In molti mercati emergenti, la quota dell’energia (combustibili ed elettricità) nel paniere dei prezzi al consumo è piuttosto elevata. Ad esempio, il peso è pari a circa il 14% in Thailandia, l’11% in Brasile e il 9% in Cile e India. Negli Stati Uniti, l’energia rappresenta circa il 7% dell’indice CPI. Sebbene molte banche centrali puntino a un’inflazione core al netto dell’energia, i prezzi più elevati del petrolio potrebbero comunque spingere al rialzo l’inflazione core a causa dell’aumento dei costi di produzione. In diversi paesi emergenti, i sussidi governativi sono utilizzati per stabilizzare i prezzi al dettaglio dell’energia. L’aumento dei prezzi del petrolio comporterebbe anche un aumento dell’ammontare dei sussidi e della pressione fiscale.

I paesi con elevati disavanzi delle partite correnti e un’elevata dipendenza dal petrolio sono i più vulnerabili all’aumento dei prezzi del petrolio. Sebbene Corea, Taiwan, Thailandia e Vietnam presentino un’elevata dipendenza dal petrolio, dispongono di un surplus delle partite correnti sufficiente a sostenere un aumento del prezzo del petrolio non così estremo come quello del 2022. Le Filippine e l’India appaiono più vulnerabili se si tiene conto sia della dipendenza dal petrolio che dell’attuale posizione delle partite correnti.

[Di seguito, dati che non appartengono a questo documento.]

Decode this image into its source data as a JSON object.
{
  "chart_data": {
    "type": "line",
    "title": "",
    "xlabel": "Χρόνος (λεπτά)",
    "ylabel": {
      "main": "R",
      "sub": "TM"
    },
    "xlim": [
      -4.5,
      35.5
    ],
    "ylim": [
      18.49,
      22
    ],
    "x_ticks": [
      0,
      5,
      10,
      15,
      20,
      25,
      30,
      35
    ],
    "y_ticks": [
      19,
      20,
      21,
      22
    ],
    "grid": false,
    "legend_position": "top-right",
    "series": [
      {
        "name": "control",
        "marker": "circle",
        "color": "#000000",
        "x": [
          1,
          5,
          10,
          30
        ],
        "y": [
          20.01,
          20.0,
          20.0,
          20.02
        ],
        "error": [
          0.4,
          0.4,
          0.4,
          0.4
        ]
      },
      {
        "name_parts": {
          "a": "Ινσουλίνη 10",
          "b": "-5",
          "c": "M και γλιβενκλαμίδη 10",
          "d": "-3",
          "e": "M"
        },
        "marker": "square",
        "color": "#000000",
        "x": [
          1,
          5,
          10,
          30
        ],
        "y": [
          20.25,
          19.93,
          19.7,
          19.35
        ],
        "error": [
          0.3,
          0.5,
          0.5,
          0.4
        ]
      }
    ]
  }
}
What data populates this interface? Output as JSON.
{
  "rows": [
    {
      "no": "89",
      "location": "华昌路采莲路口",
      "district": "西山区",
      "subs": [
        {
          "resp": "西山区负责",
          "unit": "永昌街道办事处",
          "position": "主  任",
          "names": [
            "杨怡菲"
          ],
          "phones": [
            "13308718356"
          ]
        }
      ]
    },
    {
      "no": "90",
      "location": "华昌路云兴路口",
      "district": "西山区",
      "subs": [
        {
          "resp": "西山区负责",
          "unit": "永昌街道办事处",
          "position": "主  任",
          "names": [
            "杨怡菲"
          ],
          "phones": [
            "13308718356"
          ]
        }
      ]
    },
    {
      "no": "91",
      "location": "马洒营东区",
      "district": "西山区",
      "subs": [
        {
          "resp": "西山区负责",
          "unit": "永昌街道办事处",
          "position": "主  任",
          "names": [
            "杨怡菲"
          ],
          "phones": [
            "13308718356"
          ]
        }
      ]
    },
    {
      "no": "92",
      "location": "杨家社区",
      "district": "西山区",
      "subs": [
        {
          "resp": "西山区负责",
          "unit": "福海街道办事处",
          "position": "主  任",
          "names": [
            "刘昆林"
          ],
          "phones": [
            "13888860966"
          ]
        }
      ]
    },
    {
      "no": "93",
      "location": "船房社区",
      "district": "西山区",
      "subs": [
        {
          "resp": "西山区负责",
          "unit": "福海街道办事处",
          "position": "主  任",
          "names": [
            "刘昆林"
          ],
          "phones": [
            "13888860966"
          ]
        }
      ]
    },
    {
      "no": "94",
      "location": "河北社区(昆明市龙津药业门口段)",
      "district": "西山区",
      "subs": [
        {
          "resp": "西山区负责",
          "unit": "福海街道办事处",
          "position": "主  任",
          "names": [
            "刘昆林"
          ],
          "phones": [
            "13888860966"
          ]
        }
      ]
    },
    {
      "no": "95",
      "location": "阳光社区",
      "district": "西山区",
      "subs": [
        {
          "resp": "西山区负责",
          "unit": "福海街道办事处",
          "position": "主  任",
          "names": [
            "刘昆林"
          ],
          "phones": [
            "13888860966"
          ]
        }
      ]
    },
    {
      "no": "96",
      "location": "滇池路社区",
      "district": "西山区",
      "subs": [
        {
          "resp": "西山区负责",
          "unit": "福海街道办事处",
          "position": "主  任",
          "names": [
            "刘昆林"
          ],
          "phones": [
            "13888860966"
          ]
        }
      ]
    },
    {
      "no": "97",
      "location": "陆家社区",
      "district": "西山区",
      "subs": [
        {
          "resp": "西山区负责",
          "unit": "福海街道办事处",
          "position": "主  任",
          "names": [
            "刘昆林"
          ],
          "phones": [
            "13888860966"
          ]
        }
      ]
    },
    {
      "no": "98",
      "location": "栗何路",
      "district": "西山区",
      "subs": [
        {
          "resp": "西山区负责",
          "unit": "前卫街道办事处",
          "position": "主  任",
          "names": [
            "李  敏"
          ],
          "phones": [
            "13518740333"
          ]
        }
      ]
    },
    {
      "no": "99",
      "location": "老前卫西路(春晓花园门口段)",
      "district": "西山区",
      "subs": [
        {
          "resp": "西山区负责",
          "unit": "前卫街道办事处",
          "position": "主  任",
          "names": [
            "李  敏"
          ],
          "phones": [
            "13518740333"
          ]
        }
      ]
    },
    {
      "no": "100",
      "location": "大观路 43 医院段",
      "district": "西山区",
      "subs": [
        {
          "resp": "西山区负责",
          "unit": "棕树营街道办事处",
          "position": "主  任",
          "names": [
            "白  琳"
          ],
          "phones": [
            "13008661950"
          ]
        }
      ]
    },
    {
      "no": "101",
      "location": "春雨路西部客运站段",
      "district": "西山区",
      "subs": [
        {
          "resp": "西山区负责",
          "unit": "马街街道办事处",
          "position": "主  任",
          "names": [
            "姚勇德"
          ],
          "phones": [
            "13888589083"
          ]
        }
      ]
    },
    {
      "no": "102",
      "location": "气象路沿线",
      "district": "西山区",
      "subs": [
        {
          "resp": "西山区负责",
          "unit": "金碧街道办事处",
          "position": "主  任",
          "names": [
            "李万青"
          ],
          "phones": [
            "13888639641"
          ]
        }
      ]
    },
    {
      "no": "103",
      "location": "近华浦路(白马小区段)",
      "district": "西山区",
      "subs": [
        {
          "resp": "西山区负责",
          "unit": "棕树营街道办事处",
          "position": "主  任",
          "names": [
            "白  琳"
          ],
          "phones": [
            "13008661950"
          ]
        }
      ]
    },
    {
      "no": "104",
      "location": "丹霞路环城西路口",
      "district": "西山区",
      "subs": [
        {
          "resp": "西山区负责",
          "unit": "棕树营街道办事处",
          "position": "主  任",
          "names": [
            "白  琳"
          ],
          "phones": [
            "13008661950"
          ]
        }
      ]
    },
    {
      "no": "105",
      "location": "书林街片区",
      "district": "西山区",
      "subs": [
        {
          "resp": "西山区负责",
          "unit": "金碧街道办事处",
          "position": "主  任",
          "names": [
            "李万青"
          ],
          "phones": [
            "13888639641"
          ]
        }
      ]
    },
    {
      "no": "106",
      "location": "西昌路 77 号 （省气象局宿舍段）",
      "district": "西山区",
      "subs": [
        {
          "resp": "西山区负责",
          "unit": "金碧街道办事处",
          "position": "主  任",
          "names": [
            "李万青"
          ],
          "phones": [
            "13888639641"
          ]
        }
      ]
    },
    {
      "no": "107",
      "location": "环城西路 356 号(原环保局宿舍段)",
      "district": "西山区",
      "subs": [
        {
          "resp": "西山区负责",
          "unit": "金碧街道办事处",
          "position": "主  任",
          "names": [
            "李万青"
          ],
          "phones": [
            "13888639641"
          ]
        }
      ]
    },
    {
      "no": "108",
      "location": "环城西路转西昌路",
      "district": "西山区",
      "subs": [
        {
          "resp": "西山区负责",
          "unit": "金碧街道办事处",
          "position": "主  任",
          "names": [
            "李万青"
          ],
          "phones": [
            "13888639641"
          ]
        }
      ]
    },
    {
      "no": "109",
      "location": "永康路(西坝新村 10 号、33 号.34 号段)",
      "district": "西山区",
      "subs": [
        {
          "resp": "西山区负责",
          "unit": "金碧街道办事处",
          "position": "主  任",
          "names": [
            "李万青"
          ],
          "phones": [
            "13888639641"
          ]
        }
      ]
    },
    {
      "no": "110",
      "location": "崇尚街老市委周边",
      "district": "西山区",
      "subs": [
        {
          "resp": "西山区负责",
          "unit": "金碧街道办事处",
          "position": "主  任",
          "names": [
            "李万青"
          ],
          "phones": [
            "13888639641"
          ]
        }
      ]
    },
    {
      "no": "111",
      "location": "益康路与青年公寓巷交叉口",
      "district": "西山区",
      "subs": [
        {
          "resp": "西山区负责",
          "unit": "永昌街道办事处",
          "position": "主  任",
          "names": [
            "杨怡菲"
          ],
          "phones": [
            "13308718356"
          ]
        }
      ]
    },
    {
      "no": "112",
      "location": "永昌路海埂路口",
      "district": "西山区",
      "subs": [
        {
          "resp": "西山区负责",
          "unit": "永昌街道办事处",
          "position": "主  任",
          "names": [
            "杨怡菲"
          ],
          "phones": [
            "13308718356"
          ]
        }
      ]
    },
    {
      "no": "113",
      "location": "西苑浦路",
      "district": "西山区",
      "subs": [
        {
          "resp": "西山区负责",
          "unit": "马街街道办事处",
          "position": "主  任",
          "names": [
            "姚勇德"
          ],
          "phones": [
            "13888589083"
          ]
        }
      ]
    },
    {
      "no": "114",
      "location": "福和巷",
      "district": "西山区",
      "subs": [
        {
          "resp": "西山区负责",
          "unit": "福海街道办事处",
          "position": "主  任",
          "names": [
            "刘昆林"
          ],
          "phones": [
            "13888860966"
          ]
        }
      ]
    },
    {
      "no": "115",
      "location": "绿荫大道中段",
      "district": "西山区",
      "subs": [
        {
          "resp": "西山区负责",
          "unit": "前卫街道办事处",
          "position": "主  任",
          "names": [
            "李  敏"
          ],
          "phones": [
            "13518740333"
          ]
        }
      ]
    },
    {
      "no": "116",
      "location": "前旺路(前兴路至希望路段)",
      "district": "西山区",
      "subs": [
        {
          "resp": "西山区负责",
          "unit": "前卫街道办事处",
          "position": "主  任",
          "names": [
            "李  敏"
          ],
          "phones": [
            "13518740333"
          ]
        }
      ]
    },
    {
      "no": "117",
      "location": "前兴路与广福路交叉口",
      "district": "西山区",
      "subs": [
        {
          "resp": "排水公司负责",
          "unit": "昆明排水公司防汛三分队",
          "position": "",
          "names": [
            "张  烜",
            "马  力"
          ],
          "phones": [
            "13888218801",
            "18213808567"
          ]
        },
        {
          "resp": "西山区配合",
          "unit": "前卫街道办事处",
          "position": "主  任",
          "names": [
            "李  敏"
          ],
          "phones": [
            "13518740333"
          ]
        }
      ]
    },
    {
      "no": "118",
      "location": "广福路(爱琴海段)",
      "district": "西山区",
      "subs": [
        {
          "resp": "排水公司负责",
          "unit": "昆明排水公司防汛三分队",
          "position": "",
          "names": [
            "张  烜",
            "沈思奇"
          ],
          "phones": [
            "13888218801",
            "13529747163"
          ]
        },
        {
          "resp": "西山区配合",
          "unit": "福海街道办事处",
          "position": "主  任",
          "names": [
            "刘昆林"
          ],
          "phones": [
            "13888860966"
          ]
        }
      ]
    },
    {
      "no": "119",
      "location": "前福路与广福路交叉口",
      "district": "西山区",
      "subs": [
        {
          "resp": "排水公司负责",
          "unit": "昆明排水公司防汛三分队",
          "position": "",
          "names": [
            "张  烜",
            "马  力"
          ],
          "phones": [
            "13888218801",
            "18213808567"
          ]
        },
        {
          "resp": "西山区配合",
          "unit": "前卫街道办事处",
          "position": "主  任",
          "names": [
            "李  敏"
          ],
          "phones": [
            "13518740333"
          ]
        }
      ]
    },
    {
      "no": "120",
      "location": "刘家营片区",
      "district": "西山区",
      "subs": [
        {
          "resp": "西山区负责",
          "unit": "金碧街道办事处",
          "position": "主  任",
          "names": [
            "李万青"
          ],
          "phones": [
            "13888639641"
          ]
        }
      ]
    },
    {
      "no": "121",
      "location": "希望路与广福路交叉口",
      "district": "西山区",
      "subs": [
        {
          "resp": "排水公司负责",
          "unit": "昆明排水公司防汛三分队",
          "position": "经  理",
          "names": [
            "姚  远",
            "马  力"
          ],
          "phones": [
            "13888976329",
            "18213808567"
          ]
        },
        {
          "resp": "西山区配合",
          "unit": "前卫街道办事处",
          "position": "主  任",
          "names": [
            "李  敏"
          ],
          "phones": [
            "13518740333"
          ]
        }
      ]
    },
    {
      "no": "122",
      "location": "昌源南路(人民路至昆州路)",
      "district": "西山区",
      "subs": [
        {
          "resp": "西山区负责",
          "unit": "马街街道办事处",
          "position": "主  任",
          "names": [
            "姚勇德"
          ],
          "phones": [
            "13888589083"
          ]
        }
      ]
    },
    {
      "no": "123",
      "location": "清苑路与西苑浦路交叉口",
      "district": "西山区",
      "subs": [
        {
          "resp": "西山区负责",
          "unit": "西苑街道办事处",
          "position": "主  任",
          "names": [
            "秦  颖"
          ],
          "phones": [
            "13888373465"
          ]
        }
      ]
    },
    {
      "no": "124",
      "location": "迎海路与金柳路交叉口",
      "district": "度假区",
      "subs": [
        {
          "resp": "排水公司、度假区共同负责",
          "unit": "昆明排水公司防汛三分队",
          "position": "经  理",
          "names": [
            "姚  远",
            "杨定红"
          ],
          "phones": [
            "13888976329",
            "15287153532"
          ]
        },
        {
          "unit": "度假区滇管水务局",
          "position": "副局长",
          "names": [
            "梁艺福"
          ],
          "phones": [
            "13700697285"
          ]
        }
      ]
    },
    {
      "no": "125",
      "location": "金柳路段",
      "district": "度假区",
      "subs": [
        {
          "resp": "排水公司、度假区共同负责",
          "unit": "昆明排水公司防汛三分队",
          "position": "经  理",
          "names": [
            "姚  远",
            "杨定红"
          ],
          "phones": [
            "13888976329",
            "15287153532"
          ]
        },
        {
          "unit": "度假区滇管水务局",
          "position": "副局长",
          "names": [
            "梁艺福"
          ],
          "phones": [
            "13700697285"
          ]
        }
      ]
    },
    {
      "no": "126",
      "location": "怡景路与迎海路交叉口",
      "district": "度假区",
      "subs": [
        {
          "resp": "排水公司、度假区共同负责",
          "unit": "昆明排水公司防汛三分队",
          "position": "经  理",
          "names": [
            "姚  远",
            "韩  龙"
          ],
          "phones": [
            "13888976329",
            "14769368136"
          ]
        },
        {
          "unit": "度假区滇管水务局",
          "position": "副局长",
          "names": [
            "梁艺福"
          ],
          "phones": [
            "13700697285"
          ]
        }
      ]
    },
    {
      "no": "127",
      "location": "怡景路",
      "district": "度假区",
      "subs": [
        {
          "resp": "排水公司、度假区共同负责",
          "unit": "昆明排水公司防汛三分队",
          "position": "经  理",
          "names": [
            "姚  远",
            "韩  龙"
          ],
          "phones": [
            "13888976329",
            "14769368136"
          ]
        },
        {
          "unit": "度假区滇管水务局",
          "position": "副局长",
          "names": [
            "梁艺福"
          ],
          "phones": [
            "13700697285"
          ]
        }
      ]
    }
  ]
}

Fino a poco tempo fa, il calo dei prezzi del petrolio e l’indebolimento del dollaro statunitense sono stati i principali motori dei guadagni delle valute dei mercati emergenti asiatici. Sebbene prevediamo un apprezzamento delle valute dei paesi asiatici con surplus nel medio termine, l’aumento dei prezzi del petrolio potrebbe rallentare tale processo. Il won coreano e il dollaro taiwanese hanno recuperato tutte le perdite registrate negli ultimi 10 giorni, mentre il baht thailandese è solo leggermente più debole rispetto al 12 giugno, nonostante le recenti turbolenze politiche. Nel frattempo, il peso filippino è ancora inferiore di quasi il 2% rispetto al livello pre-conflitto. Nell’Europa emergente, la Romania e la Turchia sono i paesi più vulnerabili, anche se il conto corrente della Turchia è oggi in una posizione molto migliore rispetto a un paio di anni fa.

Il rialzo del prezzo del petrolio è stato uno dei fattori trainanti dell’apprezzamento delle valute dei paesi latinoamericani esportatori netti di petrolio. Sia il real brasiliano (BRL) che il peso colombiano (COP) hanno registrato un leggero aumento nelle ultime due settimane. Altri fattori trainanti sono stati il significativo carry reale e l’indebolimento del dollaro statunitense. Il COP rimane intorno al suo livello più alto dell’anno, nonostante i risultati fiscali deludenti (discussi la scorsa settimana).

Sebbene continuiamo a prevedere che le banche centrali dei mercati emergenti proseguiranno con la loro politica di allentamento monetario, l’incertezza sui prezzi del greggio potrebbe indurle a una maggiore cautela. La pausa della Banca Indonesia (BI) della scorsa settimana ne è un esempio calzante. Nonostante l’indebolimento dell’economia interna, la BI temeva che le tensioni in Medio Oriente potessero provocare un’altra ondata di debolezza della rupia e ha preferito attendere ulteriori sviluppi prima di riprendere il ciclo di tagli dei tassi.